A despotism over the mind
Mar 5, 2013
Bishop Hill in Climate: Models, Education

American schoolchildren are to have what looks like a monolithic view of global warming imposed upon them:

New national science standards that make the teaching of global warming part of the public school curriculum are slated to be released this month, potentially ending an era in which climate skepticism has been allowed to seep into the nation's classrooms.

They recommend that educators teach the evidence for man-made climate change starting as early as elementary school and incorporate it into all science classes, ranging from earth science to chemistry. By eighth grade, students should understand that "human activities, such as the release of greenhouse gases from burning fossil fuels, are major factors in the current rise in Earth’s mean surface temperature (global warming)," the standards say.

I don't know about you, but I think a balanced view of global warming would involve teaching the evidence against global warming as well as the evidence for it.
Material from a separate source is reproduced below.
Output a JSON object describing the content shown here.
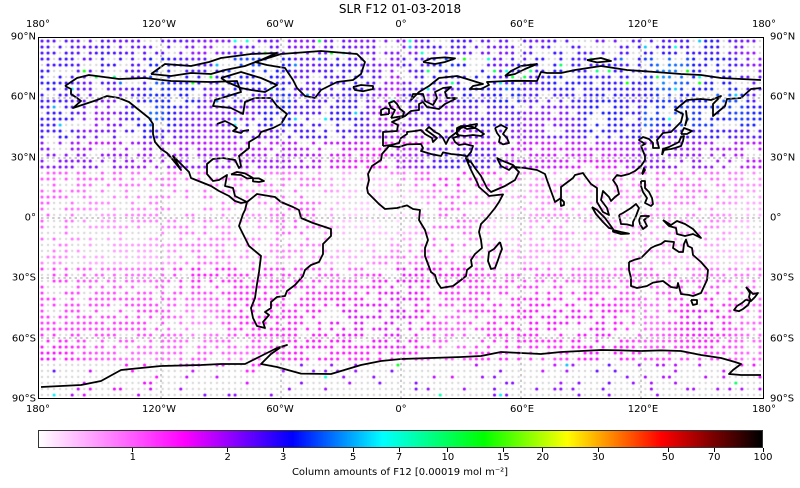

Human activities are "major factors"? Surely they may be major factors. Surely the failure of temperatures to rise in recent years suggests that they may equally be minor factors. Should the attribution statement not be qualified with the fact that it depends on computer models that may be useful as toys for scientists but, having no proven ability to predict future climate, are far being ready to inform policymakers?

Will the children be told this? Or are they just pawns of a left-wing educational establishment who must hear the recitation of the global warming dogma?

John Stuart Mill had the answers 150 years ago:

A general State education is a mere contrivance for moulding people to be exactly like one another; and as the mould in which it casts them is that which pleases the dominant power in the government, whether this be a monarch, an aristocracy, or a majority of the existing generation; in proportion as it is efficient and successful, it establishes a despotism over the mind, leading by a natural tendency to one over the body.